Definition: Context-free grammar consists of

  • set of terminal symbols (letters of the alphabet)
  • set of non-terminal symbols (used to recursively define sets of strings)
  • one of the non-terminal symbols that is designed to be the starting non-terminal
  • a finite set of productions, which are grammar rules of the form
N ::= s1 ... sn

where N is a non-terminal, and each s1,…,sn is either a terminal or a non-terminal. The sequence s1…sn can be empty.
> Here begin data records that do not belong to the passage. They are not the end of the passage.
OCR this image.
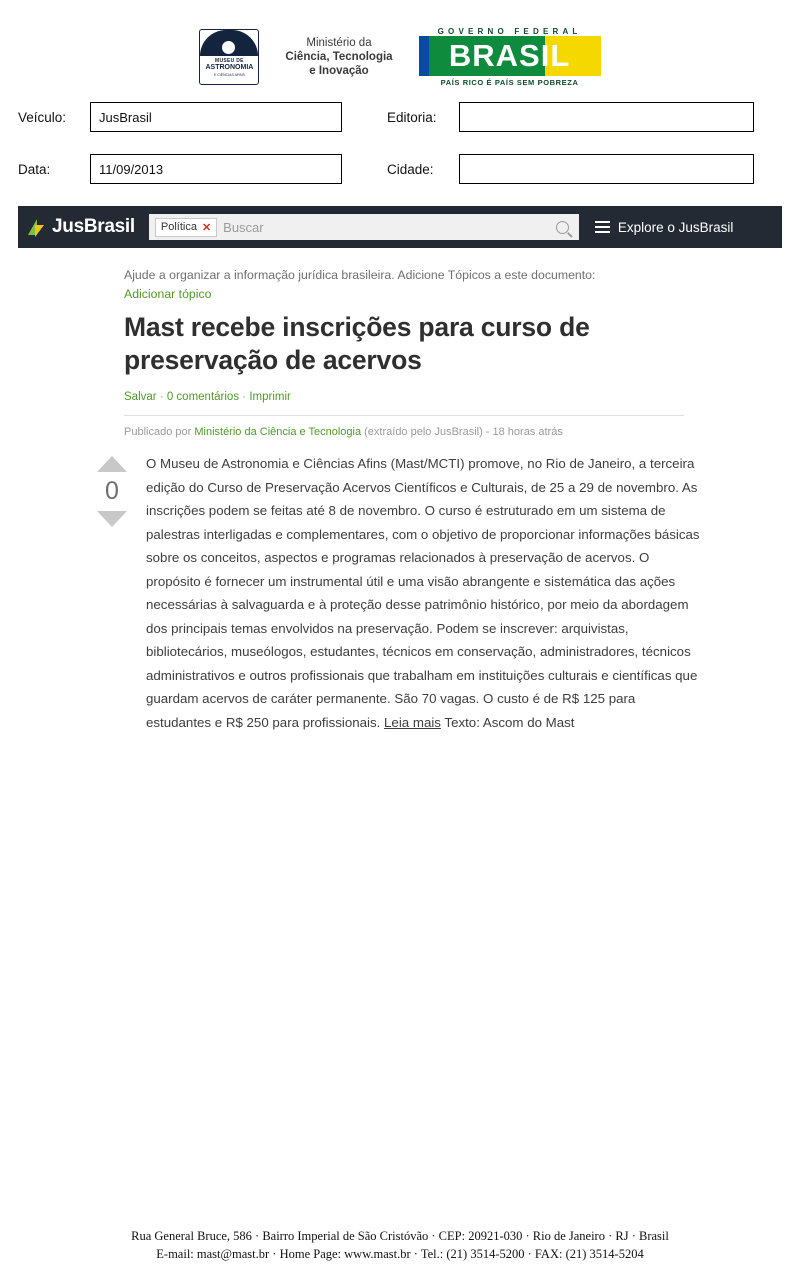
MUSEU DE
ASTRONOMIA
E CIÊNCIAS AFINS
Ministério da
Ciência, Tecnologia
e Inovação
GOVERNO FEDERAL
BRASIL
PAÍS RICO É PAÍS SEM POBREZA
Veículo:	JusBrasil	Editoria:
Data:	11/09/2013	Cidade:
JusBrasil Política ✕ Buscar	Explore o JusBrasil
Ajude a organizar a informação jurídica brasileira. Adicione Tópicos a este documento:
Adicionar tópico
Mast recebe inscrições para curso de preservação de acervos
Salvar · 0 comentários · Imprimir
Publicado por Ministério da Ciência e Tecnologia (extraído pelo JusBrasil) - 18 horas atrás
0
O Museu de Astronomia e Ciências Afins (Mast/MCTI) promove, no Rio de Janeiro, a terceira edição do Curso de Preservação Acervos Científicos e Culturais, de 25 a 29 de novembro. As inscrições podem se feitas até 8 de novembro. O curso é estruturado em um sistema de palestras interligadas e complementares, com o objetivo de proporcionar informações básicas sobre os conceitos, aspectos e programas relacionados à preservação de acervos. O propósito é fornecer um instrumental útil e uma visão abrangente e sistemática das ações necessárias à salvaguarda e à proteção desse patrimônio histórico, por meio da abordagem dos principais temas envolvidos na preservação. Podem se inscrever: arquivistas, bibliotecários, museólogos, estudantes, técnicos em conservação, administradores, técnicos administrativos e outros profissionais que trabalham em instituições culturais e científicas que guardam acervos de caráter permanente. São 70 vagas. O custo é de R$ 125 para estudantes e R$ 250 para profissionais. Leia mais Texto: Ascom do Mast
Rua General Bruce, 586 · Bairro Imperial de São Cristóvão · CEP: 20921-030 · Rio de Janeiro · RJ · Brasil
E-mail: mast@mast.br · Home Page: www.mast.br · Tel.: (21) 3514-5200 · FAX: (21) 3514-5204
A string of terminals is generated by a grammar iff we can obtain this string by transforming sequences of terminals and non-terminals as follows:

  • the initial string contains only starting non-terminal
  • at each step, we select a non-terminal N in our string $p$ and select a production with N as left-hand side, and replace non-terminal with the right-hand side, obtaining string $p'$ (this process is denoted $p \Rightarrow p'$)

$u \Rightarrow^{+} v$ means $v$ is obtained from $u$ by one or more $\Rightarrow$ steps

$u \Rightarrow^{*} v$ means $v$ is obtained from $u$ by zero or more $\Rightarrow$ steps

\[

L(G) = \{ w \mid w \in \Sigma^*, \ S \Rightarrow^* w \}

\]

Shorthands for Writing Context-Free Grammars

Note: we group multiple productions with same left-hand side, writing

N -> p | q

instead of

N -> p
N -> q

Also, we allow nesting, writing e.g.

N -> p (q | r) s

instead of

N -> p M s
M -> q | r

Finally, we allow the use of star as in regular expressions, because

N -> p*

is the same as

N -> "" | p N

Example of generating string aaabbb:

S -> aSb -> aaSbb -> aaabbb

Example: Polynomials

Polynomials are expressions that use variables, constants, operators +, * and parentheses. We can describe strings representing polynomials as follows:

polynomial ::= term | term "+" polynomial
term ::= factor | factor "*" term
factor ::= constant | variable | "(" polynomial ")"

we can also describe variables and constants:

variable ::= letter | variable digitSequence
constant ::= digitSequence | "-" digitSequence
digitSequence ::= digit | digit digitSequence
digit ::= "0" | "1" | "2" | ... | "9"
letter ::= "a" | "b" | "c" | ... | "x" | "y" | "z"

Example of generating x+3*y:

(Each table entry represents one step in relation $\Rightarrow$.)

Example: English Sentences

This generates certain simple English sentences.

Sentence = Simple | Belief
Simple = Person liking Person
liking = "likes" | "does" "not" "like"
Person = "Barack" | "Joe" | "John" | "Sarah" | "Snoopy"
Belief = Person believing "that" Sentence optBut
believing = "believes" | "does" "not" "believe"
optBut = "" | "," "but" Sentence

Example sentence generated by above grammar:

“John does not believe that Barack believes that Sarah likes Snoopy, but Snoopy believes that Barack likes Joe.”